My point is that “fat” is a painfully-abused word, and one that needs some reevaluation.
I am fat. Not kinda sorta — I weigh around 220 lbs. and I wear a size 18. There are people who are fatter than me and people who are thinner than me, but there is no debate. I am fat.
Now, people can argue all day about the repercussions of my fatness, but that will not change the reality that I am a fat person, like many other people who are part of the earth’s human population.
By shying away from the term “fat,” we are perpetuating the idea that fatness is shameful. I refuse to be ashamed of my fat — or rather I refused to be ashamed of who I am. So, when I describe my body I use the facts, one of which is fatness.

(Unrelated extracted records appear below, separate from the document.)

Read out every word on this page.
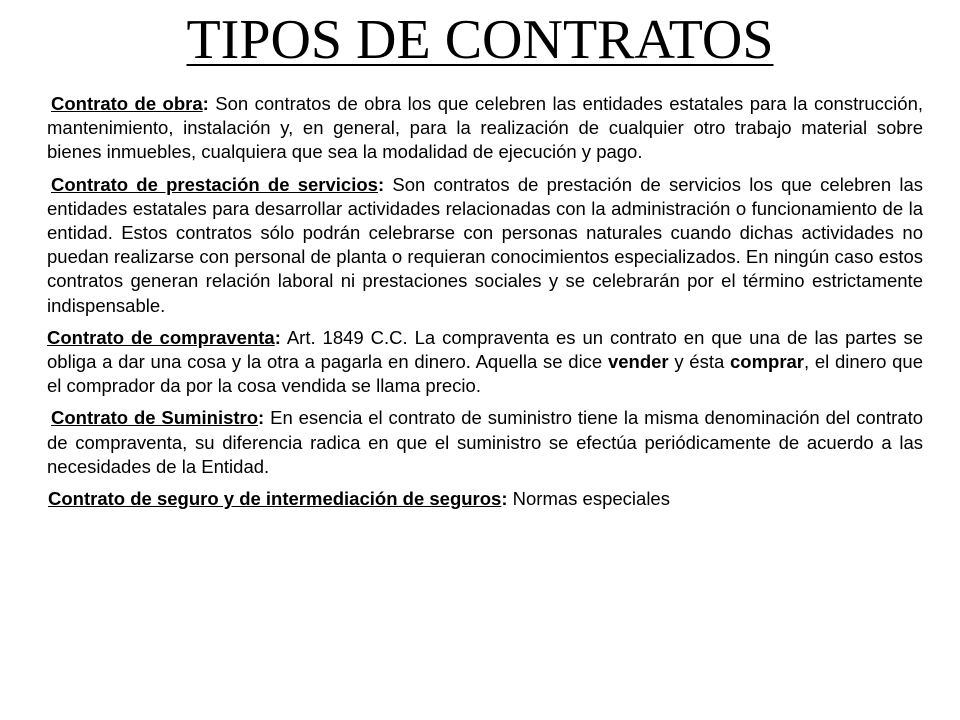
TIPOS DE CONTRATOS

Contrato de obra: Son contratos de obra los que celebren las entidades estatales para la construcción, mantenimiento, instalación y, en general, para la realización de cualquier otro trabajo material sobre bienes inmuebles, cualquiera que sea la modalidad de ejecución y pago.

Contrato de prestación de servicios: Son contratos de prestación de servicios los que celebren las entidades estatales para desarrollar actividades relacionadas con la administración o funcionamiento de la entidad. Estos contratos sólo podrán celebrarse con personas naturales cuando dichas actividades no puedan realizarse con personal de planta o requieran conocimientos especializados. En ningún caso estos contratos generan relación laboral ni prestaciones sociales y se celebrarán por el término estrictamente indispensable.

Contrato de compraventa: Art. 1849 C.C. La compraventa es un contrato en que una de las partes se obliga a dar una cosa y la otra a pagarla en dinero. Aquella se dice vender y ésta comprar, el dinero que el comprador da por la cosa vendida se llama precio.

Contrato de Suministro: En esencia el contrato de suministro tiene la misma denominación del contrato de compraventa, su diferencia radica en que el suministro se efectúa periódicamente de acuerdo a las necesidades de la Entidad.

Contrato de seguro y de intermediación de seguros: Normas especiales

And honestly, the other terms the culture gives me to describe myself are often troubling, sexist or derogatory. Take “plus-sized” for example — the term which the news media and many people view as Walmart’s appropriate choice. The term “plus-sized” is inherently prejudiced. “Plus” means more than something. More than what? Let’s be not beat around that bush:“plus-sized” is a term that implies more than “normal.” Only, if you think statistically, fat is looking pretty normal.
Give me any of the words you can think of to describe a fat body and I can give you a reason why describing me as that word implies something more than a description. Obesity? I’m a disease. Curvy? What does that even mean? Am I a street? Or is curvy like voluptuous, which implies that my body shape is characterized by luxury or sensual pleasure. Really? What if I just want to be a person, not a sex object?
The thing is, I get why Walmart shouldn’t have called the costumes that come in sizes 1X and higher “Fat Girl Costumes” and why people were offended. I acknowledge that “fat” is still a hateful word, even though it should just simply be the opposite of “thin.” And yet I can’t help asking: when will we realize that fatness is just part of life? That it’s not something shameful that needs renaming, so we can stop being offended that people are fat and move on to the idea that Walmart referred to adult women as “girls.”